What makes this knowledge even more exciting is that some of the extra nitrogen thus introduced into earth's ecosystems will likely be shared with non-nitrogen-fixing plants (Uselman et al., 1999), as could well have happened in the mixed Albizia-Eucalyptus stands of Kaye et al.'s experiment.  In addition, since the microorganisms responsible for nitrogen fixation are virtually omnipresent in nearly all natural ecosystems (Gifford, 1992) - and since atmospheric CO2 enrichment can directly stimulate the nitrogen-fixing activities of these microbes (Lowe and Evans, 1962) - it can be appreciated that the ongoing rise in the air's CO2 content will likely provide more nitrogen for the production of more CBSCs in all of earth's plants.  And with more decay-resistant materials infused throughout plant tissues, the plant-derived organic matter that is incorporated into the soil should remain there for longer periods of time, which is the very essence of superlative carbon sequestration.

References
Bashkin, M.A. and Binkley, D.  1998.  Changes in soil carbon following afforestation in Hawaii.  Ecology 79: 828-833.

Dakora, F.D. and Drake, B.G.  2000.  Elevated CO2 stimulates associative N2 fixation in a C3 plant of the Chesapeake Bay wetland.  Plant, Cell and Environment 23: 943-953.

Freeman, C., Ostle, N. and Kang, H.  2001.  An enzymic 'latch' on a global carbon store.  Nature 409: 149.

Gifford, R.M.  1992.  Interaction of carbon dioxide with growth-limiting environmental factors in vegetative productivity: Implications for the global carbon cycle.  Advances in Bioclimatology 1: 24-58.

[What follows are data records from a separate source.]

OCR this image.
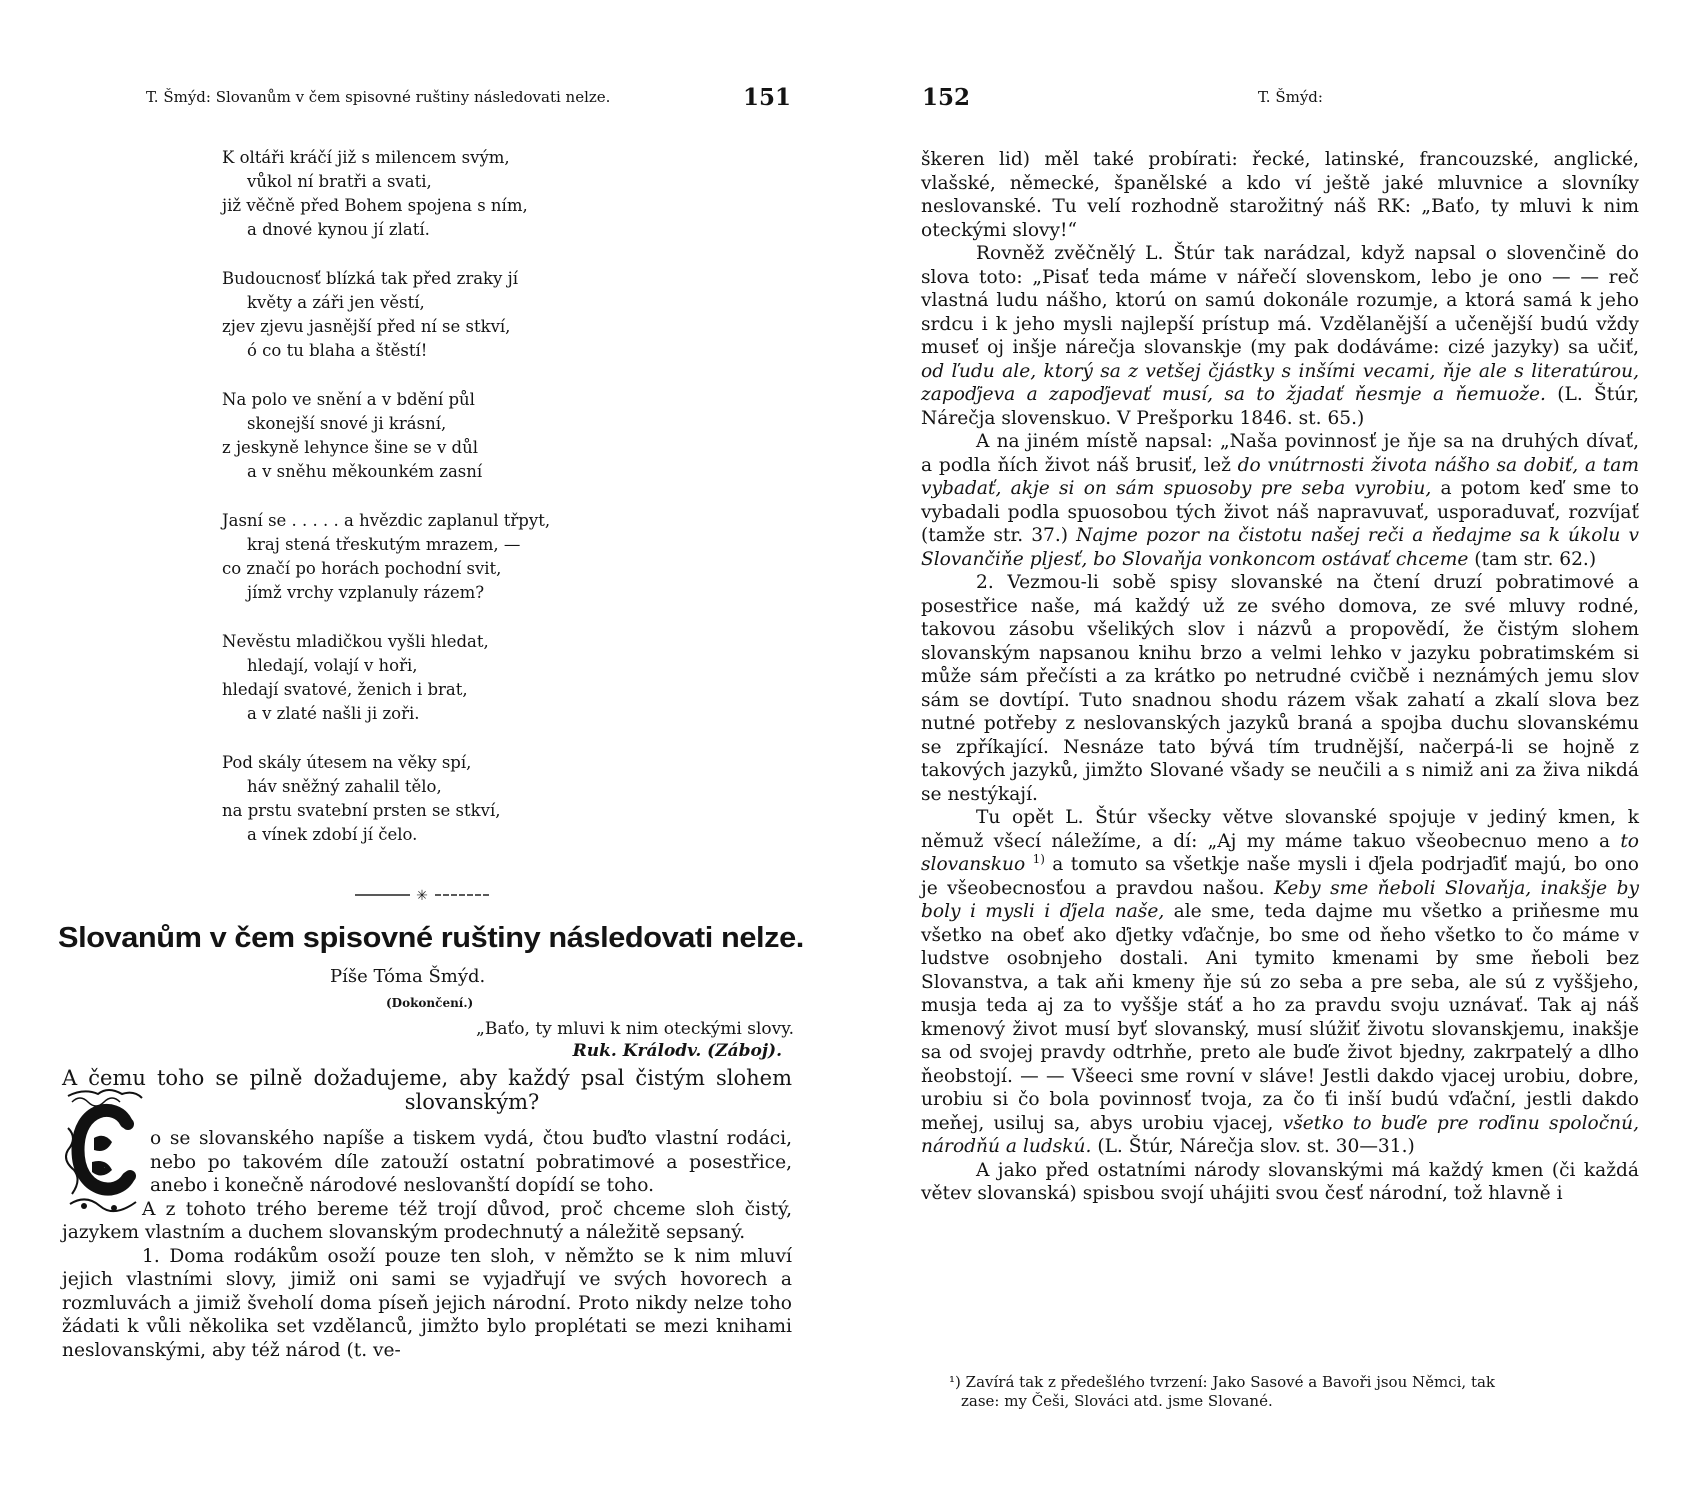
T. Šmýd: Slovanům v čem spisovné ruštiny následovati nelze.	151
K oltáři kráčí již s milencem svým,
vůkol ní bratři a svati,
již věčně před Bohem spojena s ním,
a dnové kynou jí zlatí.
Budoucnosť blízká tak před zraky jí
květy a záři jen věstí,
zjev zjevu jasnější před ní se stkví,
ó co tu blaha a štěstí!
Na polo ve snění a v bdění půl
skonejší snové ji krásní,
z jeskyně lehynce šine se v důl
a v sněhu měkounkém zasní
Jasní se . . . . . a hvězdic zaplanul třpyt,
kraj stená třeskutým mrazem, —
co značí po horách pochodní svit,
jímž vrchy vzplanuly rázem?
Nevěstu mladičkou vyšli hledat,
hledají, volají v hoři,
hledají svatové, ženich i brat,
a v zlaté našli ji zoři.
Pod skály útesem na věky spí,
háv sněžný zahalil tělo,
na prstu svatební prsten se stkví,
a vínek zdobí jí čelo.
✳
Slovanům v čem spisovné ruštiny následovati nelze.
Píše Tóma Šmýd.
(Dokončení.)
„Baťo, ty mluvi k nim oteckými slovy.
Ruk. Králodv. (Záboj).
A čemu toho se pilně dožadujeme, aby každý psal čistým slohem
slovanským?
C

o se slovanského napíše a tiskem vydá, čtou buďto vlastní rodáci, nebo po takovém díle zatouží ostatní pobratimové a posestřice, anebo i konečně národové neslovanští dopídí se toho.

A z tohoto trého bereme též trojí důvod, proč chceme sloh čistý, jazykem vlastním a duchem slovanským prodechnutý a náležitě sepsaný.

1. Doma rodákům osoží pouze ten sloh, v němžto se k nim mluví jejich vlastními slovy, jimiž oni sami se vyjadřují ve svých hovorech a rozmluvách a jimiž šveholí doma píseň jejich národní. Proto nikdy nelze toho žádati k vůli několika set vzdělanců, jimžto bylo proplétati se mezi knihami neslovanskými, aby též národ (t. ve-

152	T. Šmýd:

škeren lid) měl také probírati: řecké, latinské, francouzské, anglické, vlašské, německé, španělské a kdo ví ještě jaké mluvnice a slovníky neslovanské. Tu velí rozhodně starožitný náš RK: „Baťo, ty mluvi k nim oteckými slovy!“

Rovněž zvěčnělý L. Štúr tak narádzal, když napsal o slovenčině do slova toto: „Pisať teda máme v nářečí slovenskom, lebo je ono — — reč vlastná ludu nášho, ktorú on samú dokonále rozumje, a ktorá samá k jeho srdcu i k jeho mysli najlepší prístup má. Vzdělanější a učenější budú vždy museť oj inšje nárečja slovanskje (my pak dodáváme: cizé jazyky) sa učiť, od ľudu ale, ktorý sa z vetšej čjástky s inšími vecami, ňje ale s literatúrou, zapoďjeva a zapoďjevať musí, sa to žjadať ňesmje a ňemuože. (L. Štúr, Nárečja slovenskuo. V Prešporku 1846. st. 65.)

A na jiném místě napsal: „Naša povinnosť je ňje sa na druhých dívať, a podla ňích život náš brusiť, lež do vnútrnosti života nášho sa dobiť, a tam vybadať, akje si on sám spuosoby pre seba vyrobiu, a potom keď sme to vybadali podla spuosobou tých život náš napravuvať, usporaduvať, rozvíjať (tamže str. 37.) Najme pozor na čistotu našej reči a ňedajme sa k úkolu v Slovančiňe pljesť, bo Slovaňja vonkoncom ostávať chceme (tam str. 62.)

2. Vezmou-li sobě spisy slovanské na čtení druzí pobratimové a posestřice naše, má každý už ze svého domova, ze své mluvy rodné, takovou zásobu všelikých slov i názvů a propovědí, že čistým slohem slovanským napsanou knihu brzo a velmi lehko v jazyku pobratimském si může sám přečísti a za krátko po netrudné cvičbě i neznámých jemu slov sám se dovtípí. Tuto snadnou shodu rázem však zahatí a zkalí slova bez nutné potřeby z neslovanských jazyků braná a spojba duchu slovanskému se zpříkající. Nesnáze tato bývá tím trudnější, načerpá-li se hojně z takových jazyků, jimžto Slované všady se neučili a s nimiž ani za živa nikdá se nestýkají.

Tu opět L. Štúr všecky větve slovanské spojuje v jediný kmen, k němuž všecí náležíme, a dí: „Aj my máme takuo všeobecnuo meno a to slovanskuo $^{1)}$ a tomuto sa všetkje naše mysli i ďjela podrjaďiť majú, bo ono je všeobecnosťou a pravdou našou. Keby sme ňeboli Slovaňja, inakšje by boly i mysli i ďjela naše, ale sme, teda dajme mu všetko a priňesme mu všetko na obeť ako ďjetky vďačnje, bo sme od ňeho všetko to čo máme v ludstve osobnjeho dostali. Ani tymito kmenami by sme ňeboli bez Slovanstva, a tak aňi kmeny ňje sú zo seba a pre seba, ale sú z vyššjeho, musja teda aj za to vyššje stáť a ho za pravdu svoju uznávať. Tak aj náš kmenový život musí byť slovanský, musí slúžiť životu slovanskjemu, inakšje sa od svojej pravdy odtrhňe, preto ale buďe život bjedny, zakrpatelý a dlho ňeobstojí. — — Všeeci sme rovní v sláve! Jestli dakdo vjacej urobiu, dobre, urobiu si čo bola povinnosť tvoja, za čo ťi inší budú vďační, jestli dakdo meňej, usiluj sa, abys urobiu vjacej, všetko to buďe pre roďinu spoločnú, národňú a ludskú. (L. Štúr, Nárečja slov. st. 30—31.)

A jako před ostatními národy slovanskými má každý kmen (či každá větev slovanská) spisbou svojí uhájiti svou česť národní, tož hlavně i

¹) Zavírá tak z předešlého tvrzení: Jako Sasové a Bavoři jsou Němci, tak
zase: my Češi, Slováci atd. jsme Slované.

Kaye, J.P., Resh, S.C., Kaye, M.W. and Chimner, R.A.  2000.  Nutrient and carbon dynamics in a replacement series of Euclayptus and Albizia trees.  Ecology 81: 3267-3273.

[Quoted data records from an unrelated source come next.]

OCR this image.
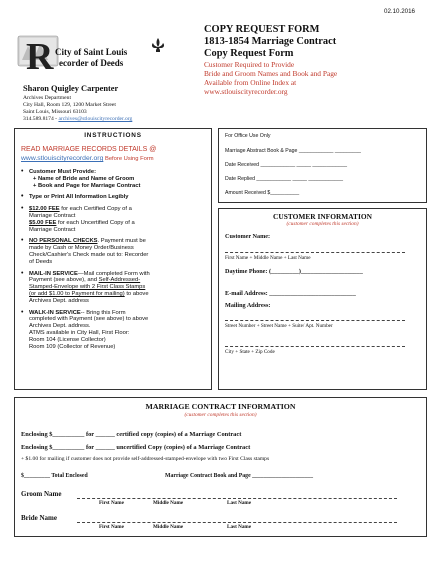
02.10.2016
R City of Saint Louis
ecorder of Deeds
Sharon Quigley Carpenter
Archives Department
City Hall, Room 129, 1200 Market Street
Saint Louis, Missouri 63103
314.589.8174 - archives@stlouiscityrecorder.org
COPY REQUEST FORM
1813-1854 Marriage Contract
Copy Request Form
Customer Required to Provide
Bride and Groom Names and Book and Page
Available from Online Index at
www.stlouiscityrecorder.org
INSTRUCTIONS
READ MARRIAGE RECORDS DETAILS @
www.stlouiscityrecorder.org Before Using Form
• Customer Must Provide:
+ Name of Bride and Name of Groom
+ Book and Page for Marriage Contract
• Type or Print All Information Legibly
• $12.00 FEE for each Certified Copy of a Marriage Contract
$5.00 FEE for each Uncertified Copy of a Marriage Contract
• NO PERSONAL CHECKS. Payment must be made by Cash or Money Order/Business Check/Cashier's Check made out to: Recorder of Deeds
• MAIL-IN SERVICE—Mail completed Form with Payment (see above), and Self-Addressed-Stamped-Envelope with 2 First Class Stamps (or add $1.00 to Payment for mailing) to above Archives Dept. address
• WALK-IN SERVICE-- Bring this Form completed with Payment (see above) to above Archives Dept. address.
ATMS available in City Hall, First Floor:
Room 104 (License Collector)
Room 109 (Collector of Revenue)
For Office Use Only
Marriage Abstract Book & Page ____________ _________
Date Received ____________ _____ ____________
Date Replied ____________ _____ ____________
Amount Received $__________
CUSTOMER INFORMATION
(customer completes this section)
Customer Name:
First Name + Middle Name + Last Name
Daytime Phone: (_________)____________________
E-mail Address: ____________________________
Mailing Address:
Street Number + Street Name + Suite/ Apt. Number
City + State + Zip Code
MARRIAGE CONTRACT INFORMATION
(customer completes this section)
Enclosing $__________ for ______ certified copy (copies) of a Marriage Contract
Enclosing $__________ for ______ uncertified Copy (copies) of a Marriage Contract
+ $1.00 for mailing if customer does not provide self-addressed-stamped-envelope with two First Class stamps
$_________ Total Enclosed	Marriage Contract Book and Page _____________________
Groom Name
First Name	Middle Name	Last Name
Bride Name
First Name	Middle Name	Last Name
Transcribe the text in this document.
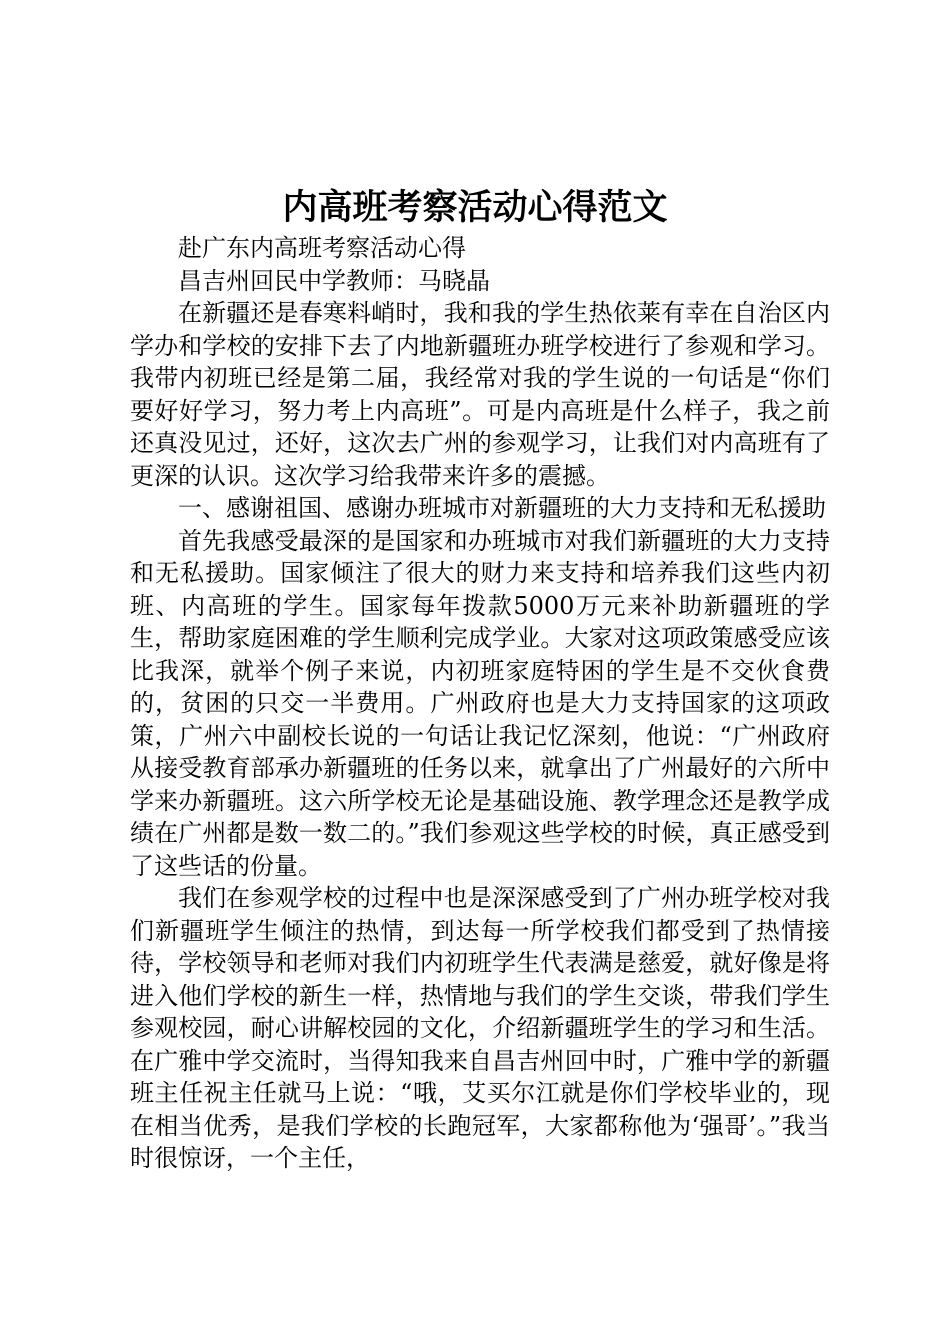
内高班考察活动心得范文

赴广东内高班考察活动心得

昌吉州回民中学教师：马晓晶

在新疆还是春寒料峭时，我和我的学生热依莱有幸在自治区内学办和学校的安排下去了内地新疆班办班学校进行了参观和学习。我带内初班已经是第二届，我经常对我的学生说的一句话是“你们要好好学习，努力考上内高班”。可是内高班是什么样子，我之前还真没见过，还好，这次去广州的参观学习，让我们对内高班有了更深的认识。这次学习给我带来许多的震撼。

一、感谢祖国、感谢办班城市对新疆班的大力支持和无私援助

首先我感受最深的是国家和办班城市对我们新疆班的大力支持和无私援助。国家倾注了很大的财力来支持和培养我们这些内初班、内高班的学生。国家每年拨款5000万元来补助新疆班的学生，帮助家庭困难的学生顺利完成学业。大家对这项政策感受应该比我深，就举个例子来说，内初班家庭特困的学生是不交伙食费的，贫困的只交一半费用。广州政府也是大力支持国家的这项政策，广州六中副校长说的一句话让我记忆深刻，他说：“广州政府从接受教育部承办新疆班的任务以来，就拿出了广州最好的六所中学来办新疆班。这六所学校无论是基础设施、教学理念还是教学成绩在广州都是数一数二的。”我们参观这些学校的时候，真正感受到了这些话的份量。

我们在参观学校的过程中也是深深感受到了广州办班学校对我们新疆班学生倾注的热情，到达每一所学校我们都受到了热情接待，学校领导和老师对我们内初班学生代表满是慈爱，就好像是将进入他们学校的新生一样，热情地与我们的学生交谈，带我们学生参观校园，耐心讲解校园的文化，介绍新疆班学生的学习和生活。在广雅中学交流时，当得知我来自昌吉州回中时，广雅中学的新疆班主任祝主任就马上说：“哦，艾买尔江就是你们学校毕业的，现在相当优秀，是我们学校的长跑冠军，大家都称他为‘强哥’。”我当时很惊讶，一个主任，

Lowe, R.H. and Evans, H.J.  1962.  Carbon dioxide requirement for growth of legume nodule bacteria.  Soil Science 94: 351-356.

Niklaus, P.A., Leadley, P.W., Stocklin, J. and Korner, C.  1998.  Nutrient relations in calcareous grassland under elevated CO2.  Oecologia 116: 67-75.

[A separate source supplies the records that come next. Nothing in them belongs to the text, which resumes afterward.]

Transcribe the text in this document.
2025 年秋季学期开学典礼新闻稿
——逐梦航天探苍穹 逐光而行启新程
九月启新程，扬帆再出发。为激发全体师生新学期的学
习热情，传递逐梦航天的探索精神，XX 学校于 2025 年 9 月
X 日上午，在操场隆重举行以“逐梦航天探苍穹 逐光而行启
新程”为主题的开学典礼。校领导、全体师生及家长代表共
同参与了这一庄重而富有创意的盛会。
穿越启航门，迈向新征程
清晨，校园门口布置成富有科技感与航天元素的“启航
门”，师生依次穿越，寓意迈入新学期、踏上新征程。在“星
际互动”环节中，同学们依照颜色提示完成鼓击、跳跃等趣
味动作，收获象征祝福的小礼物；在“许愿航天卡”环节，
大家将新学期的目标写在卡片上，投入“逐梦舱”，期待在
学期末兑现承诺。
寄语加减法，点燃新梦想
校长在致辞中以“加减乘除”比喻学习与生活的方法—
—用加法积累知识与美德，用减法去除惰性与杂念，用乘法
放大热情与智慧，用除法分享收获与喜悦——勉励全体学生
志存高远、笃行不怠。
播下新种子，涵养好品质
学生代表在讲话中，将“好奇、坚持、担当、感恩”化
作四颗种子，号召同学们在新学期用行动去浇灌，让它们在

Olesniewicz, K.S. and Thomas, R.B.  1999.  Effects of mycorrhizal colonization on biomass production and nitrogen fixation of black locust (Robinia pseudoacacia) seedlings grown under elevated atmospheric carbon dioxide.  New Phytologist 142: 133-140.

Penuelas, J., Estiarte, M. and Llusia, J.  1997.  Carbon-based secondary compounds at elevated CO2.  Photosynthetica 33: 313-316.

Uselman, S.M., Qualls, R.G. and Thomas, R.B.  1999.  A test of a potential short cut in the nitrogen cycle: The role of exudation of symbiotically fixed nitrogen from the roots of a N-fixing tree and the effects of increased atmospheric CO2 and temperature.  Plant and Soil 210: 21-32.